The Lord is the Friend of the Lonely Who Fear Him
UPDATE Sept 2021: I have come to believe that Jeff Crippen does not practise what he preaches. He vilely persecuted an abuse victim and spiritually abused many other people in the Tillamook congregation. Go here to read the evidence. Jeff has not gone to the people that he spiritually and emotionally abused. He has not apologised to them, let alone asked for their forgiveness.
Psalms 25:14-20 The friendship of the LORD is for those who fear him, and he makes known to them his covenant. (15) My eyes are ever toward the LORD, for he will pluck my feet out of the net. (16) Turn to me and be gracious to me, for I am lonely and afflicted. (17) The troubles of my heart are enlarged; bring me out of my distresses. (18) Consider my affliction and my trouble, and forgive all my sins. (19) Consider how many are my foes, and with what violent hatred they hate me. (20) Oh, guard my soul, and deliver me! Let me not be put to shame, for I take refuge in you.
As many of you contact us, either on this blog or through Sermon Audio, we hear your stories. One of the first things I like to do when a victim/survivor contacts us is to ask for their story. Sometimes victims just aren’t ready or able to tell it. I know exactly why. As we were writing our book, A Cry for Justice [*Affiliate link], I know that both Anna and I (Jeff) felt it. In telling it, you relive it. You see the face, you hear the words, you feel the doubt and the false guilt… so I know. But as you send us your stories (feel free to do so via email. Just ask us for our addresses), as you send us your stories and we read them, we learn. The abuser doesn’t like it. He is exposed. We are on to him. These stories rock people’s world, especially in the church where so much denial and ignorance still reigns about abuse.

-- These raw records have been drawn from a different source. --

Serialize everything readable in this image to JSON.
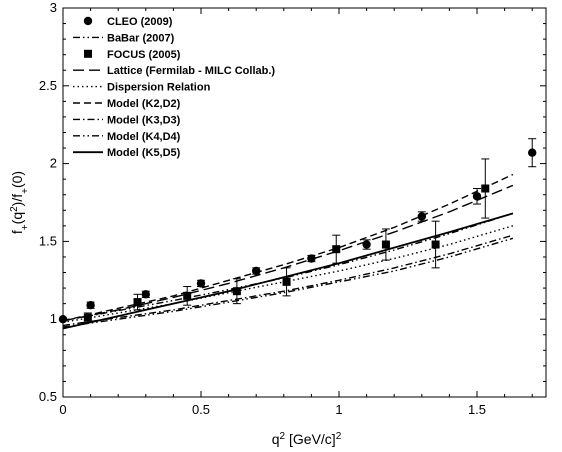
{
  "chart_data": {
    "type": "scatter",
    "xlabel": "q",
    "xlabel_sup": "2",
    "xlabel_unit": "[GeV/c]",
    "xlabel_unit_sup": "2",
    "ylabel_parts": [
      "f",
      "+",
      "(q",
      "2",
      ")/f",
      "+",
      "(0)"
    ],
    "xlim": [
      0,
      1.75
    ],
    "ylim": [
      0.5,
      3
    ],
    "xticks": [
      0,
      0.5,
      1,
      1.5
    ],
    "xtick_labels": [
      "0",
      "0.5",
      "1",
      "1.5"
    ],
    "yticks": [
      0.5,
      1,
      1.5,
      2,
      2.5,
      3
    ],
    "ytick_labels": [
      "0.5",
      "1",
      "1.5",
      "2",
      "2.5",
      "3"
    ],
    "legend_position": "top-left",
    "legend": [
      {
        "label": "CLEO     (2009)",
        "style": "circle"
      },
      {
        "label": "BaBar    (2007)",
        "style": "dash-dot-dot"
      },
      {
        "label": "FOCUS   (2005)",
        "style": "square"
      },
      {
        "label": "Lattice  (Fermilab - MILC Collab.)",
        "style": "long-dash"
      },
      {
        "label": "Dispersion Relation",
        "style": "dotted"
      },
      {
        "label": "Model   (K2,D2)",
        "style": "dashed"
      },
      {
        "label": "Model   (K3,D3)",
        "style": "dash-dot"
      },
      {
        "label": "Model   (K4,D4)",
        "style": "dash-dot-dot"
      },
      {
        "label": "Model   (K5,D5)",
        "style": "solid"
      }
    ],
    "points": [
      {
        "name": "CLEO (2009)",
        "marker": "circle",
        "x": [
          0.0,
          0.1,
          0.3,
          0.5,
          0.7,
          0.9,
          1.1,
          1.3,
          1.5,
          1.7
        ],
        "y": [
          1.0,
          1.09,
          1.16,
          1.23,
          1.31,
          1.39,
          1.48,
          1.66,
          1.79,
          2.07
        ],
        "err": [
          0.01,
          0.02,
          0.02,
          0.02,
          0.02,
          0.02,
          0.03,
          0.03,
          0.05,
          0.09
        ]
      },
      {
        "name": "FOCUS (2005)",
        "marker": "square",
        "x": [
          0.09,
          0.27,
          0.45,
          0.63,
          0.81,
          0.99,
          1.17,
          1.35,
          1.53
        ],
        "y": [
          1.01,
          1.11,
          1.15,
          1.18,
          1.24,
          1.45,
          1.48,
          1.48,
          1.84
        ],
        "err": [
          0.03,
          0.05,
          0.06,
          0.08,
          0.09,
          0.09,
          0.1,
          0.15,
          0.19
        ]
      }
    ],
    "series": [
      {
        "name": "BaBar (2007)",
        "style": "dash-dot-dot",
        "x": [
          0,
          0.2,
          0.4,
          0.6,
          0.8,
          1.0,
          1.2,
          1.4,
          1.63
        ],
        "y": [
          0.99,
          1.055,
          1.12,
          1.19,
          1.265,
          1.35,
          1.445,
          1.55,
          1.68
        ]
      },
      {
        "name": "Lattice (Fermilab - MILC Collab.)",
        "style": "long-dash",
        "x": [
          0,
          0.2,
          0.4,
          0.6,
          0.8,
          1.0,
          1.2,
          1.4,
          1.63
        ],
        "y": [
          0.99,
          1.06,
          1.14,
          1.23,
          1.33,
          1.44,
          1.56,
          1.69,
          1.86
        ]
      },
      {
        "name": "Dispersion Relation",
        "style": "dotted",
        "x": [
          0,
          0.2,
          0.4,
          0.6,
          0.8,
          1.0,
          1.2,
          1.4,
          1.63
        ],
        "y": [
          0.98,
          1.04,
          1.1,
          1.17,
          1.24,
          1.31,
          1.39,
          1.48,
          1.6
        ]
      },
      {
        "name": "Model (K2,D2)",
        "style": "dashed",
        "x": [
          0,
          0.2,
          0.4,
          0.6,
          0.8,
          1.0,
          1.2,
          1.4,
          1.63
        ],
        "y": [
          0.99,
          1.07,
          1.15,
          1.25,
          1.35,
          1.46,
          1.59,
          1.74,
          1.93
        ]
      },
      {
        "name": "Model (K3,D3)",
        "style": "dash-dot",
        "x": [
          0,
          0.2,
          0.4,
          0.6,
          0.8,
          1.0,
          1.2,
          1.4,
          1.63
        ],
        "y": [
          0.96,
          1.01,
          1.06,
          1.12,
          1.18,
          1.25,
          1.33,
          1.42,
          1.54
        ]
      },
      {
        "name": "Model (K4,D4)",
        "style": "dash-dot-dot",
        "x": [
          0,
          0.2,
          0.4,
          0.6,
          0.8,
          1.0,
          1.2,
          1.4,
          1.63
        ],
        "y": [
          0.95,
          1.0,
          1.05,
          1.11,
          1.17,
          1.24,
          1.31,
          1.4,
          1.52
        ]
      },
      {
        "name": "Model (K5,D5)",
        "style": "solid",
        "x": [
          0,
          0.2,
          0.4,
          0.6,
          0.8,
          1.0,
          1.2,
          1.4,
          1.63
        ],
        "y": [
          0.94,
          1.02,
          1.1,
          1.18,
          1.27,
          1.36,
          1.46,
          1.56,
          1.68
        ]
      }
    ]
  }
}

One of the themes that inevitably comes through in these stories is the incredible alone-ness of the victims. One recently told me how she felt after finally being able to leave her abuser, “I was grieving for my marriage, my home, my husband, and I was all alone in a new town.” Christians to the rescue? Hardly. Some of you are STILL alone. That is one reason we began this blog. We hope it is growing into a community of real Christians who “get it.” Don’t ever be afraid to contact us. We will believe you and do our best to affirm you and share some of the things we have learned. We will believe you. I wish we had a giant place and we could just tell victims, “come on down here. We have a place for you!” We should all pray that something like that might happen one day.
But there is this alone-ness. Victims have no one, so often. Abusers work to gain allies and rob their victim of family and friends and church. The nature of abuse is ugly and most people just don’t want to get their hands dirty or have their tidy little worlds upended. So they choose. They choose for the abuser. That is how it is. Victims are alone. I read your stories and I think, “Oh, man! I wish I would have known that two years ago this victim and that victim were totally isolated. There they were, while we were just bouncing along in relative comfort.” There are victims just like that all over the place right now. At this very moment, as I type – some Christian sister is in the pit with no one to come to her aid.
Well, there is Someone, isn’t there? And that is the point of this article. As you share your stories, time after time this theme jumps right out – The Lord Jesus Christ is the Friend of the lonely who fear Him. And you tell how He came to you. Story after story. He came and He stood and He led you. He flipped a little switch in your mind and you began to see what this thing called abuse is and what it was doing to you. Most of the time He came to you directly, through His Word by His Spirit, through something you read that He put in your hand. Or you just felt Him there. These are the stories you tell, and they are very similar.
The fact that any of you have survived the terrors of abuse and are still of sound mind, having grown in wisdom and confidence, is a miracle. Don’t take it for granted. People who have been terrorized for 10, 20, 30 ,40 years should not be sane. But you are. Not only are you sane, but since I have been thrust into this ministry to abuse victims, I have met the best and strongest Christians I have ever known. They are you. And that is not empty flattery. The thing is inexplicable, except for the realization that Christ has done it. He came to you in the night, in that prison you were in, and He sustained you. For many of you He opened the prison door. Others still await that day. But for all of you, He has come and stood in the flames of the furnace with you.
If you would like to share your stories of how Jesus came to you and helped you endure the slavery of abuse, please do so in reply to this article. Of all people, of all Christians, abuse victims may well have met Christ more intimately than most any other believes, and part of what we have the opportunity to do here is to sound His praises for the wonderful things He has done.
Psalms 25:1-5 To you, O LORD, I lift up my soul. (2) O my God, in you I trust; let me not be put to shame; let not my enemies exult over me. (3) Indeed, none who wait for you shall be put to shame; they shall be ashamed who are wantonly treacherous. (4) Make me to know your ways, O LORD; teach me your paths. (5) Lead me in your truth and teach me, for you are the God of my salvation; for you I wait all the day long.